A Financial Times article highlights the major roadblock to a resolution in the European debt crisis as German Prime Minister Angela Merkel and ECB President Jean-Claude-Trichet butt heads. Merkel wants investor participation in a new bailout agreement while Trichet opposes any plan that would bring a default rating on a nation’s sovereign debt. Trichet pledged to refuse to accept the debt of a nation in default in return for ECB liquidity provisions. This will likely be the driving theme as Thursday’s EU emergency summit draws near. Currently EUR/USD support is seen at 1.4000 and move below here would likely target last week’s low at 1.3840. To the upside the resistance line on the hourly chart that falls off of the June 14th high may contain and may offer better entry levels near 1.4150.

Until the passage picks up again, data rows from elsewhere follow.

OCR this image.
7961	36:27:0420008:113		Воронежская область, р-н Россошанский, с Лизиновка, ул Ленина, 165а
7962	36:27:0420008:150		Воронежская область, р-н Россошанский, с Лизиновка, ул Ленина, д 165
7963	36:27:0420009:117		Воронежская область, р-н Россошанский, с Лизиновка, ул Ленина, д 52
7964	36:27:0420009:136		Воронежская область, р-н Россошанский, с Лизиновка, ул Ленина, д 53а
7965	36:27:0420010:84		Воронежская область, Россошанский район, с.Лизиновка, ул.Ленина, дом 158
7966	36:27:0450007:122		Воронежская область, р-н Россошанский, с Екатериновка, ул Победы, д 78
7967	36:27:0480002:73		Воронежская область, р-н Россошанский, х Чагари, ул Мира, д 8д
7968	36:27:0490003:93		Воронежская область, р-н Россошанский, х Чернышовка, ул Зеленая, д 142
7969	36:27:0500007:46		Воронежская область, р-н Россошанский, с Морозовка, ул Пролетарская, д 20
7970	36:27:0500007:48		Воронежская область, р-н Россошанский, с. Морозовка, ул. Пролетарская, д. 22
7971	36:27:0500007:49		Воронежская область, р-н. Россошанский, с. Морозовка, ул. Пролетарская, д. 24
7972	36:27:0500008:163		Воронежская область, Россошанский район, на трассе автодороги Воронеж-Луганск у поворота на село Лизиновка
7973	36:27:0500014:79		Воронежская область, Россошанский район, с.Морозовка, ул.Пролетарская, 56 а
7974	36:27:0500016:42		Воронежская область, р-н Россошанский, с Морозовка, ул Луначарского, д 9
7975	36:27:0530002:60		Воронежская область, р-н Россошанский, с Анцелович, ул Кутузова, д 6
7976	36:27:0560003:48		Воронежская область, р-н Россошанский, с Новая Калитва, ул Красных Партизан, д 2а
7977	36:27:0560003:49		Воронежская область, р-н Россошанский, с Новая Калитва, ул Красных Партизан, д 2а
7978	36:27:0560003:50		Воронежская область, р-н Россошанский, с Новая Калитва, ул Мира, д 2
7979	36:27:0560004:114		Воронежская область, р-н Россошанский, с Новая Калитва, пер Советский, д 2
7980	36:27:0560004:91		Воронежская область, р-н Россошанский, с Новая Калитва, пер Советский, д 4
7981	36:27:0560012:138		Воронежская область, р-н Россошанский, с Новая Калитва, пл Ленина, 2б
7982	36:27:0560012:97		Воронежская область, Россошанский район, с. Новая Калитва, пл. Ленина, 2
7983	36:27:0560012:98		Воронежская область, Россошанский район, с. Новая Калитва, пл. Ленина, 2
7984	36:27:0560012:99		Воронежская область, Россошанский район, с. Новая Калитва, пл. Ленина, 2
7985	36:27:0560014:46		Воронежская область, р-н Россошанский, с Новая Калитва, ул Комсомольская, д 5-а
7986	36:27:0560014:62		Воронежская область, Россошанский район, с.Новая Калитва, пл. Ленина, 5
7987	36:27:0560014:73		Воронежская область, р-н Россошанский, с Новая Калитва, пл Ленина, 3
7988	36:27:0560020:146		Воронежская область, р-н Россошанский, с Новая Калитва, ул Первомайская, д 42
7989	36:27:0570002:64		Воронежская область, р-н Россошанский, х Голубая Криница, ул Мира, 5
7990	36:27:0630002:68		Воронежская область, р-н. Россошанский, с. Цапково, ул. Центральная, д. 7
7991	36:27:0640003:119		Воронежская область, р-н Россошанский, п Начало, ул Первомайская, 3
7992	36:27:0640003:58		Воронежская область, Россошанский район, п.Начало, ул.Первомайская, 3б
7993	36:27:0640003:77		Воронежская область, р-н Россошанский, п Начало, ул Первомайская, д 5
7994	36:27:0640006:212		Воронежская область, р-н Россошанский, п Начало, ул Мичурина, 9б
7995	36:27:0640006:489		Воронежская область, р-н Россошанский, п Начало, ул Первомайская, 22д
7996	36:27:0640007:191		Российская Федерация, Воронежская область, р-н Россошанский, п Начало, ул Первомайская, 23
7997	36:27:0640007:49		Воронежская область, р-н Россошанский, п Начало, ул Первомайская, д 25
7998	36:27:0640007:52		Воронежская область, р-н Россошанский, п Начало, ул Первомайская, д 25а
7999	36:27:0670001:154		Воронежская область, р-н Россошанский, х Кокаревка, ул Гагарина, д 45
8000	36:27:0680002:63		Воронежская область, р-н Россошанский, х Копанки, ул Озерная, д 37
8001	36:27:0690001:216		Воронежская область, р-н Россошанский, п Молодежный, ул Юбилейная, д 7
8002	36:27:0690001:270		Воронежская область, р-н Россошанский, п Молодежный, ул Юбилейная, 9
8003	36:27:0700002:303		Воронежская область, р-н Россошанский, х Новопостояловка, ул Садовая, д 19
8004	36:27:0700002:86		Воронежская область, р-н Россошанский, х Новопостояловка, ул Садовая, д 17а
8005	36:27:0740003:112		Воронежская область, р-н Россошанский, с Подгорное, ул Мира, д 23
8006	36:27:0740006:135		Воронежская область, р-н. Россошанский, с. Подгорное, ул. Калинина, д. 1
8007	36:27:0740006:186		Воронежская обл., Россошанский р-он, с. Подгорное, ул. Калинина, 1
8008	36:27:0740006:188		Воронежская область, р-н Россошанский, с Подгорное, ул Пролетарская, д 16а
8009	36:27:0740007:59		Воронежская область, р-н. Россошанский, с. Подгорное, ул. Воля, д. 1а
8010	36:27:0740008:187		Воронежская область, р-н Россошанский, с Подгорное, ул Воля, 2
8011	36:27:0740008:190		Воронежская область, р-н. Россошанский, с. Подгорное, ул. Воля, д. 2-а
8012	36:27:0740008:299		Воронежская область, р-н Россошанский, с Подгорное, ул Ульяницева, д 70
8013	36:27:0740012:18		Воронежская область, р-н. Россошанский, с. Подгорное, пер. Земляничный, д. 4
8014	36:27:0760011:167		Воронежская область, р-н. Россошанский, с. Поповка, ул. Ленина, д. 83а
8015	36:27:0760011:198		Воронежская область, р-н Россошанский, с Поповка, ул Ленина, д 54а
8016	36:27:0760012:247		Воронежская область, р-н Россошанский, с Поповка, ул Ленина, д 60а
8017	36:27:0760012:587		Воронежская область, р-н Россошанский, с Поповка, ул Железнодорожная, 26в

European woes dragged riskier assets lower with the London FTSE 100 down 1% with banking stocks leading the declines though the Nikkei 225 finished up by 0.4%. Spot crude oil was lower at $96.80 from $97.50. Spot gold continued to push higher as the commodity climbed to above the $1,600 psychological resistance level, highlighting the tension in the financial markets.
This afternoon the TIC long-term purchases report will be released and could continue to show further reserve diversification out of the dollar by central bank reserve managers, though this report may be overlooked by the ECB’s Securities Markets Program (SMP). Rumors of ECB bond buying were circulating as the ECB may have attempted to support the sovereign debt of both Italy and Spain. Last week Italian bonds came under pressure amidst contagion fears. Today Italian 10-year bonds are approaching the dangerous 6% level as the European debt crisis seems further than ever from being resolved.